I still need to make purchases and prep the bike, make my granola, continue my training rides, make a decision about my route, move out of my residence, ship some of my belongings elsewhere– and only FIVE weeks to do all of this.

Time is passing far too quickly… But then again, maybe it’s not passing quickly enough because I want this prep phase over with!!!  I want to hop on my bike and ride down the road pulling my trailer as this little adventure of mine begins.

Being patient is always the difficult thing for me, especially as I await to begin a adventure of any type.  Apparently patience is not in my DNA .
My training is going well with several 60-80 mile rides and an 1,100 mile ride and several more 40-50 mile rides on top of my daily 5-10 mile rides.  Honestly, I haven’t felt physically challenged yet. Even on my longer rides, I never got tired or sore.  The only negative effect has been that eventually my butt goes numb from riding in the saddle.  I have a really great saddle but after 7-10 hours in the saddle, you are going to feel it one way or another.

I’m really not able to train for hills because there are none around here. I have tried to do some power leg exercises but most of those are fairly high impact in regards to my Rheumatoid Arthritis, so I think that just throwing myself into whatever comes my way out there is just going to suffice.

My route is still not confirmed. I would really like to stay east of the Mississippi until I reach the southern shore of Lake Superior, then head west into Minnesota and then south into northern Iowa.  This route may not be possible if the projected flooding in the upper Mississippi river drainage is as severe as they have forecast.

My alternate route will take me on a more southern path that will have me crossing the big river in probably from Mississippi to Arkansas, and heading north northwest through Missouri and then on to northern Iowa.

After Iowa the route is pretty much set in stone.

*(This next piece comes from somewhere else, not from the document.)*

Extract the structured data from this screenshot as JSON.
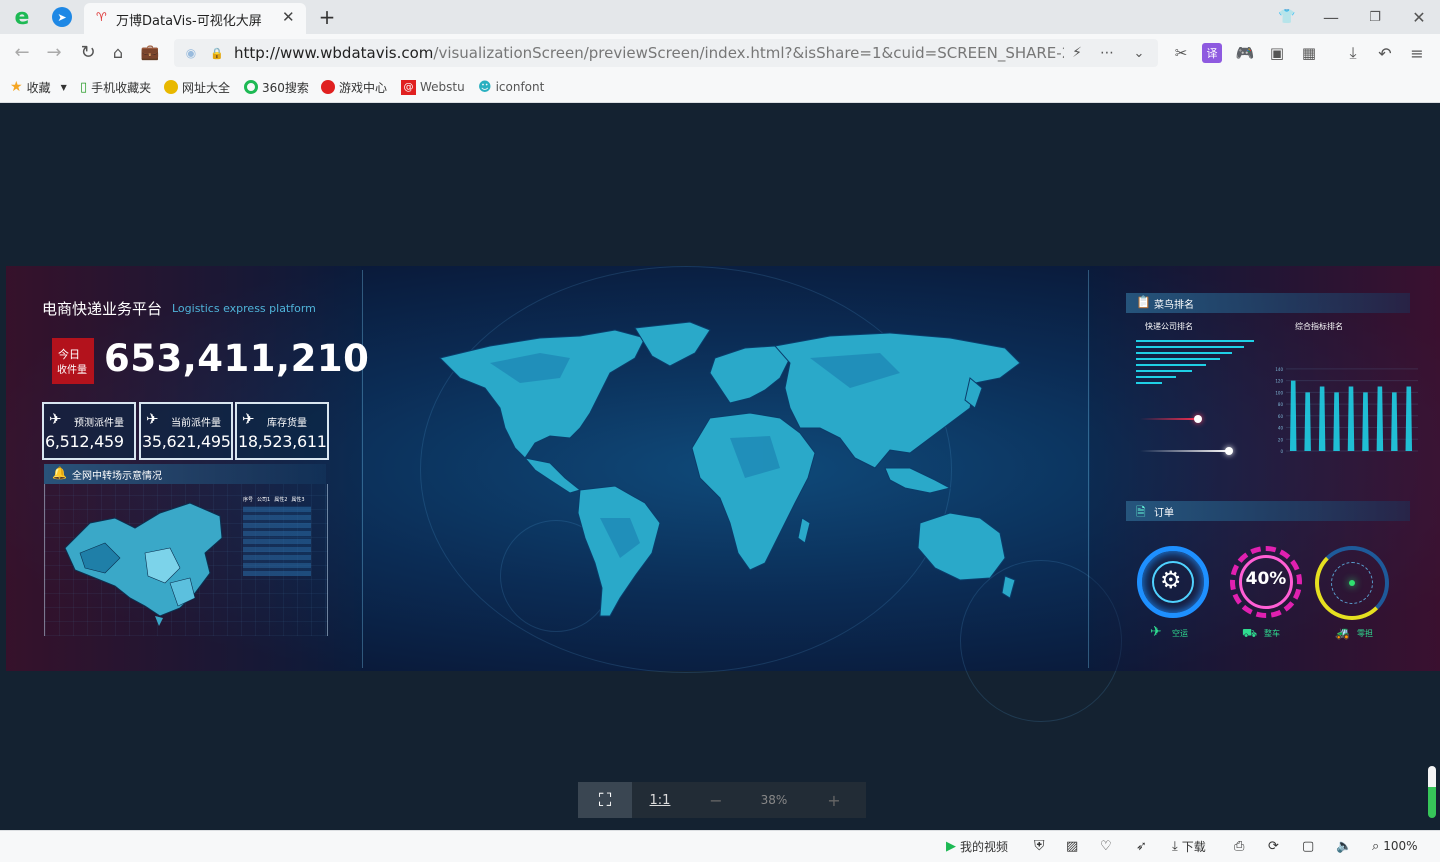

I will travel west and slightly north through the Black Hills of South Dakota, then I’ll go south to Devil’s Tower in Wyoming.  From there I will head southwest to Lander, WY for some good climbing. At this point, I had originally wanted to head to Denver, but I have instead decided to head to Moab, UT. After that, down to the Four Corners area of CO, NM,  AZ and UT.  I am thinking about riding to Monument Valley, but no decision made on that yet.

Eventually I will enter Colorado in the far southwest and visit Mesa Verde and Pagosa Springs. I intend to cross over Wolf Creek Pass and into Del Norte and then Penitente Canyon, where hopefully I can meet up with friends for a couple of good days of climbing.

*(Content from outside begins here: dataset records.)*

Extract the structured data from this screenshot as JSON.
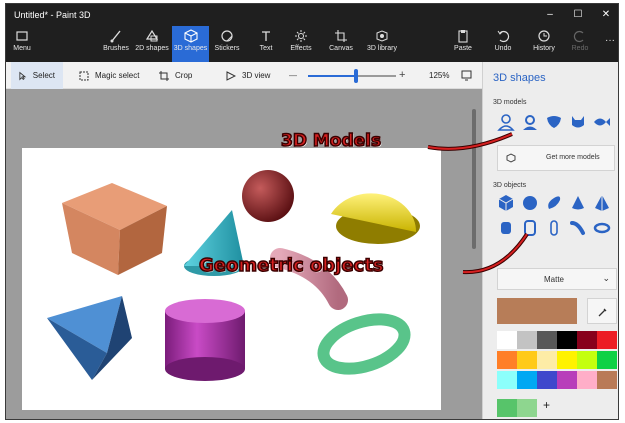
{
  "window": {
    "title": "Untitled* - Paint 3D"
  },
  "ribbon": {
    "menu": "Menu",
    "brushes": "Brushes",
    "shapes2d": "2D shapes",
    "shapes3d": "3D shapes",
    "stickers": "Stickers",
    "text": "Text",
    "effects": "Effects",
    "canvas": "Canvas",
    "library": "3D library",
    "paste": "Paste",
    "undo": "Undo",
    "history": "History",
    "redo": "Redo"
  },
  "toolbar": {
    "select": "Select",
    "magic_select": "Magic select",
    "crop": "Crop",
    "view3d": "3D view",
    "zoom_minus": "—",
    "zoom_plus": "+",
    "zoom_level": "125%",
    "zoom_fraction": 0.55
  },
  "panel": {
    "title": "3D shapes",
    "models_label": "3D models",
    "get_more": "Get more models",
    "objects_label": "3D objects",
    "material": "Matte",
    "add": "+",
    "current_color": "#b77d58",
    "swatches": [
      "#ffffff",
      "#c3c3c3",
      "#585858",
      "#000000",
      "#88001b",
      "#ec1c24",
      "#ff7f27",
      "#ffca18",
      "#fdeca6",
      "#fff200",
      "#c4ff0e",
      "#0ed145",
      "#8cfffb",
      "#00a8f3",
      "#3f48cc",
      "#b83dba",
      "#ffaec8",
      "#b97a56"
    ],
    "custom_swatches": [
      "#57c46a",
      "#8ed68f"
    ]
  },
  "annotations": {
    "models": "3D Models",
    "objects": "Geometric objects"
  },
  "colors": {
    "accent": "#2a6bd6",
    "annotation": "#d62020"
  }
}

After Penitente Canyon, I will head northeast over Poncha Pass and down to Canon City and Shelf Road for more climbing.  Across Shelf Road, I’ll go to Cripple Creek then west to US 285 and over Kenosha Pass and continue on a very round-about path to Denver.

I will probably enter Denver either from the west along Bear Creek Canyon from Evergreen, or from the south on S Santa Fe coming in from Castle Rock.

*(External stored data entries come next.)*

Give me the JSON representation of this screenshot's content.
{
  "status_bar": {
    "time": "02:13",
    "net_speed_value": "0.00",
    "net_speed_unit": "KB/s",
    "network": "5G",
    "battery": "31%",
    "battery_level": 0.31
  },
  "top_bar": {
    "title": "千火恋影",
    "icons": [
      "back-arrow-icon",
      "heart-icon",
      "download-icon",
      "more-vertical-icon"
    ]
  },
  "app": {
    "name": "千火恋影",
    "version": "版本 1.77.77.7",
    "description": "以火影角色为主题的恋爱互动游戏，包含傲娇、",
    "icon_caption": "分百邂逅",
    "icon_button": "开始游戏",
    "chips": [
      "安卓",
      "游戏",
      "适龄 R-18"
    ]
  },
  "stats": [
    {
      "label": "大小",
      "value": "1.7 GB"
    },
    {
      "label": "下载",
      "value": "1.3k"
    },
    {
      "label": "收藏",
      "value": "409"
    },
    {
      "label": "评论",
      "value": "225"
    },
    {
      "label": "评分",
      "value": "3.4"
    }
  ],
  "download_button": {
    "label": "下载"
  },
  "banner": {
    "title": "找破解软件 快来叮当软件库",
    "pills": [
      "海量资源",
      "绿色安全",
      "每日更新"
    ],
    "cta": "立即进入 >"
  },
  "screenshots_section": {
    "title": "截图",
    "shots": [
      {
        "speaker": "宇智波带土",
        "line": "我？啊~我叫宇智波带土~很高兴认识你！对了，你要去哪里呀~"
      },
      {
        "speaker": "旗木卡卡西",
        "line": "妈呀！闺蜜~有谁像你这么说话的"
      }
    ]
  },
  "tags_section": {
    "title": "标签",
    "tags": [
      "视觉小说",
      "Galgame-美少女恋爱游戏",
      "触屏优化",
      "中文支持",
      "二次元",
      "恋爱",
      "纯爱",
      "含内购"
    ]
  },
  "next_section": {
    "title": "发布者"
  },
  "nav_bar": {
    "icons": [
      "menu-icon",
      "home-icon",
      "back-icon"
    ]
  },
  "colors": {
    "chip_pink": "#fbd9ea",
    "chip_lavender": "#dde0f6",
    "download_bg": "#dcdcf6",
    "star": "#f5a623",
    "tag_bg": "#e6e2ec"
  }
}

All of my possible paths can and will be altered for whatever reason I chose, especially for safety reasons.  In total, I should log a bit over 5,000 miles, and will travel from sea level too over 10,000 ft in altitude.  A very unofficial, but probably conservative estimate of total altitude loss and gain is at least 50,000 feet, but not taking into account small hills and mountains around the country will, I believe, put me at well over 100,000 feet total altitude loss/gain.

I am absolutely mentally ready to begin this trip right now, and physically I am pretty much there, also. Outfitting and provisioning still needs a lot of attention, but that is dependent on finances becoming available before I can make additional purchases.

Time is flying past way too quickly and it does not seem to be near enough to do what I need to do; yet it seems also as though there is way too much time left, going by way too slowly.   I want to crawl onto my bike and just ride, heading somewhere, but not really caring what roads I take to get there. I will make it to my destination and I will be happy to reach it, but mostly I am very excited about the journey.